INTERNATIONAL PROGRAMME ON CHEMICAL SAFETY
WORLD HEALTH ORGANIZATION
TOXICOLOGICAL EVALUATION OF SOME
FOOD COLOURS, EMULSIFIERS, STABILIZERS,
ANTI-CAKING AGENTS AND CERTAIN
FAO Nutrition Meetings Report Series
No. 46A WHO/FOOD ADD/70.36
The content of this document is the result of the deliberations of the
Joint FAO/WHO Expert Committee on Food Additives which met in Rome,
27 May - 4 June 19691
Food and Agriculture Organization of the United Nations
World Health Organization
1 Thirteenth report of the Joint FAO/WHO Expert Committee on Food
Additives, FAO Nutrition Meetings Report Series, in press;
Wld Hlth Org. techn. Rep. Ser., in press.
14C-labelled hydroxypropyl cellulose was administered to four rats
in a five per cent. aqueous solution. One male and one female rat
received 0.25 g/kg body weight, the other two rats received 1 g/kg
body weight. Urine, faeces and expired air were collected over the
next 120 h. Then all organs were assayed for residual radioactivity.
No activity (< 0.01 per cent. of the administered dose) was detected
in organs, urine and expired air due to administered material.
Recoveries of activity in the faeces varies from 98.32 to 102.7 per
cent. Hence orally ingested material is not absorbed from the
gastro-intestinal tract of the rat and is excreted quantitatively in
the faeces principally in the first 48 h.

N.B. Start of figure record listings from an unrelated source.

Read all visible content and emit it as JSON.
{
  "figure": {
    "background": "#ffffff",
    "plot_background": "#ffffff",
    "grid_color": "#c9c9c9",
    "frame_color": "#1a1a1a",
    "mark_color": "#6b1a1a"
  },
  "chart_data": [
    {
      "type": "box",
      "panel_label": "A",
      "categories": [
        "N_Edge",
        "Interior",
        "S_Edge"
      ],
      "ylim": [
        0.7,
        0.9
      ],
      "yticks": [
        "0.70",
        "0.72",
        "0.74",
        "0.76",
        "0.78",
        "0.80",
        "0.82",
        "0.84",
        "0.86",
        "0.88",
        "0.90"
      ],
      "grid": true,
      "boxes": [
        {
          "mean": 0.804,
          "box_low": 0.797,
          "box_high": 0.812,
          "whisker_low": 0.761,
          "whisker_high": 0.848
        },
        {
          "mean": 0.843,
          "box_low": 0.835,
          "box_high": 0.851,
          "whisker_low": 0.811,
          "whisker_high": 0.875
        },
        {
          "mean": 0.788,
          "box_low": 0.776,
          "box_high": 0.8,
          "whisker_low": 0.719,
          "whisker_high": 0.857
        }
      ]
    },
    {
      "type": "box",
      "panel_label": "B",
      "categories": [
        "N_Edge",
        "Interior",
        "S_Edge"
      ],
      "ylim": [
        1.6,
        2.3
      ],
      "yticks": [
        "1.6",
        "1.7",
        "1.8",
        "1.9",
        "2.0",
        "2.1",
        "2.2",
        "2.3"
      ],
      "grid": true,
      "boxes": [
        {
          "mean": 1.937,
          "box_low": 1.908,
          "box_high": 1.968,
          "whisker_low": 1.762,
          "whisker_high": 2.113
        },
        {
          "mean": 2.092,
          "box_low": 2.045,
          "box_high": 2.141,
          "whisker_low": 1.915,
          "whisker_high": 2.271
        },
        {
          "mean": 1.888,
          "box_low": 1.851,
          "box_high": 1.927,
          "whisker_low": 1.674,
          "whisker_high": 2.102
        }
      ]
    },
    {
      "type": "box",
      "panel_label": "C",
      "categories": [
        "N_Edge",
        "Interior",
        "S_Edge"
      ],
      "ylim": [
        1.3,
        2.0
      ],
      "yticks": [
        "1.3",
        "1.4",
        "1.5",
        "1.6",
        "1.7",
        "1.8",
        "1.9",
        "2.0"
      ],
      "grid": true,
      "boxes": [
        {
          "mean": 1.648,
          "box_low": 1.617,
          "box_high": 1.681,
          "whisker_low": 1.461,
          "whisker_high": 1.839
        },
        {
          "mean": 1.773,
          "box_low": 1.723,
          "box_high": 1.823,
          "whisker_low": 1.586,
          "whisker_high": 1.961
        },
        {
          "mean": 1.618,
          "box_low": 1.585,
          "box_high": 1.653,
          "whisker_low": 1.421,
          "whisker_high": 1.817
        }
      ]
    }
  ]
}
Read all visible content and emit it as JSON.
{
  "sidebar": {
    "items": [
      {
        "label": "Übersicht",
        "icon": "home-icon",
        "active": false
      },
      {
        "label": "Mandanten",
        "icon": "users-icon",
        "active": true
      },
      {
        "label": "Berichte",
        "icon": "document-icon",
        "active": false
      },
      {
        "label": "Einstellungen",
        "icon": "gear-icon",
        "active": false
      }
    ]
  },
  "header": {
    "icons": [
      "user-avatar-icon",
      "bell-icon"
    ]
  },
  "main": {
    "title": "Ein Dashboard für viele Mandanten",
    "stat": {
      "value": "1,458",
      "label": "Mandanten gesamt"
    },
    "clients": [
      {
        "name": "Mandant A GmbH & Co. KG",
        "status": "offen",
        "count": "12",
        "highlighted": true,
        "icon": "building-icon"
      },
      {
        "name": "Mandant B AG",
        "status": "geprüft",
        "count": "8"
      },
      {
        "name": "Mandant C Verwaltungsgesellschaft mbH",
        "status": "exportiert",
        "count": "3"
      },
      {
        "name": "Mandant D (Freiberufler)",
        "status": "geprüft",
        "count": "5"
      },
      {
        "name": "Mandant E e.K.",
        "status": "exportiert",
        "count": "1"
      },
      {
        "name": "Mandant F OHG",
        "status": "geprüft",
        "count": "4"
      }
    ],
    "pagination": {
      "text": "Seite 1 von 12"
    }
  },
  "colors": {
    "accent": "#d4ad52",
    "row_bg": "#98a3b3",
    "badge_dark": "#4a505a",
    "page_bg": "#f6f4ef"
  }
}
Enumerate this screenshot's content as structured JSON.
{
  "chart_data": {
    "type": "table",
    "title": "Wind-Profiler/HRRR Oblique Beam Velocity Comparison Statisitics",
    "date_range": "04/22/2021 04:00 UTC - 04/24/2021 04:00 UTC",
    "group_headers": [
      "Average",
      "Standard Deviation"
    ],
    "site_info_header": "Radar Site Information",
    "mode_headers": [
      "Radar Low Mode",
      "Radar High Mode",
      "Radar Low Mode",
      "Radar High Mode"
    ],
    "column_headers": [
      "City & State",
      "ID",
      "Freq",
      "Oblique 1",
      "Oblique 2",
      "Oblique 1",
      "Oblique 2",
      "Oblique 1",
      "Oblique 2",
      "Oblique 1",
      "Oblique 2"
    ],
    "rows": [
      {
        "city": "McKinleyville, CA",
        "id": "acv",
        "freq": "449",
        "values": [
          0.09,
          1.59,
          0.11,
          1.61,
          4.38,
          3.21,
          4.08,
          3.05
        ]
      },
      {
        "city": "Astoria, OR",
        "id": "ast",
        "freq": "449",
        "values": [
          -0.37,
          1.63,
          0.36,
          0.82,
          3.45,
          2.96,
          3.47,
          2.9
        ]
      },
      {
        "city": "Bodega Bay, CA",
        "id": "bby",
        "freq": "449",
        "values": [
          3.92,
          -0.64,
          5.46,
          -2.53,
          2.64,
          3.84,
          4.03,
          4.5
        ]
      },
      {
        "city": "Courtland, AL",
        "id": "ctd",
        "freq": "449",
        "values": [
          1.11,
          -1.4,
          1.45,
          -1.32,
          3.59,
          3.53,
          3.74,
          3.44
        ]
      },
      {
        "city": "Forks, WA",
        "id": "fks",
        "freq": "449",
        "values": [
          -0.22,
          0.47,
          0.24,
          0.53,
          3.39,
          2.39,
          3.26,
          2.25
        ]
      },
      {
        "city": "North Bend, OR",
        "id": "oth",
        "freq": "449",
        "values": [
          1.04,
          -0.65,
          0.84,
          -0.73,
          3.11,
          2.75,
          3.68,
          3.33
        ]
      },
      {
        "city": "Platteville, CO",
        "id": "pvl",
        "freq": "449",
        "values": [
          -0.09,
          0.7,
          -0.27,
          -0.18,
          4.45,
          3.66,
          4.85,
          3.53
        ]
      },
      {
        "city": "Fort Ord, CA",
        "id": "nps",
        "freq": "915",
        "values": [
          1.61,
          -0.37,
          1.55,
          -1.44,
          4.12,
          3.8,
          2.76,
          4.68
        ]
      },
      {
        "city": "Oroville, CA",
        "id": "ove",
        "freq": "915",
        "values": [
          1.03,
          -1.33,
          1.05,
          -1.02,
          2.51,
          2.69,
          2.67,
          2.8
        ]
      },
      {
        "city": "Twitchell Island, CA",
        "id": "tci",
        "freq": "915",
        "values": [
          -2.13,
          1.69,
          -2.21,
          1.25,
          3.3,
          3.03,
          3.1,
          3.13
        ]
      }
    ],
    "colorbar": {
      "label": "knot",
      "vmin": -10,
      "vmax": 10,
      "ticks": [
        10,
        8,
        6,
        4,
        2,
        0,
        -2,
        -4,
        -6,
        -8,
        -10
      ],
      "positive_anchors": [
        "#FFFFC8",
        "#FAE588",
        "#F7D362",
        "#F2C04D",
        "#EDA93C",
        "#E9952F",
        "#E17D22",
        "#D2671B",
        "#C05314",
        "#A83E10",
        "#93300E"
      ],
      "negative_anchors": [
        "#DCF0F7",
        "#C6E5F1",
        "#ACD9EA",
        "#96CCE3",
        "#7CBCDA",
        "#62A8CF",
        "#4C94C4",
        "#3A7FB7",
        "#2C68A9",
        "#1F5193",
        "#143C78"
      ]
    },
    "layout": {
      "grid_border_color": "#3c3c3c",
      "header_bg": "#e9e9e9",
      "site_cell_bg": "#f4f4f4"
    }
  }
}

To check on enterohepatic circulation two additional rats with ligated
bile ducts were administered 1 g/kg of radio-labelled material. Bile
was collected for 72 h but no significant activity was found
(Industrial Bio-Test Lab., 1964).
Acute oral toxicity
Animal Route LD50 Reference
mg/kg body weight
Rat Oral 10 200 Industrial Bio-Test
Rat. Groups of five male and five female rats received in their diet
0.2 per cent., 1.0 per cent. and 5.0 per cent, of hydroxypropyl
cellulose for 90 days. Controls received unmodified cellulose at the
same levels. There were no differences observed between tests and
controls as regards mortality, growth, food utilization, urinalysis,
haemotological indices, organ weight, gross pathology and
histopathology. At higher dietary levels there was increased food
consumption and decreased food utilization consequential to the
inertness of the material (Industrial Bio-Test Lab., 1963).
The metabolic study has revealed adequate in vivo evidence of the
biochemical inertness of hydroxypropyl cellulose and of its
non-absorption during passage through the gastro-intestinal tract.
This behaviour parallels that of other modified celluloses considered
previously. The material studied had the highest dense of
hydroxypropyl substitution likely to be used as food additive.
Long-term studies are therefore not necessary.
Level causing no toxicological effect in the rat
Five per cent. (= 50 000 ppm) in the diet equivalent to 2500 mg/kg
Estimate of acceptable daily intake for man
mg/kg body weight
Unconditional acceptance 0-301
Conditional acceptance Higher levels for dietetic and
calory control purposes
Industrial Bio-Test Laboratories (1962) Unpublished report to Hercules
Industrial Bio-Test Laboratories (1963) Unpublished report to Hercules
Industrial Bio-Test Laboratories (1964) Unpublished report to Hercules
1 As sum of total cellulose derivatives (see tenth report of the
Joint FAO/ WHO Expert Committee on Food Additives, Ref 13 Annex 1).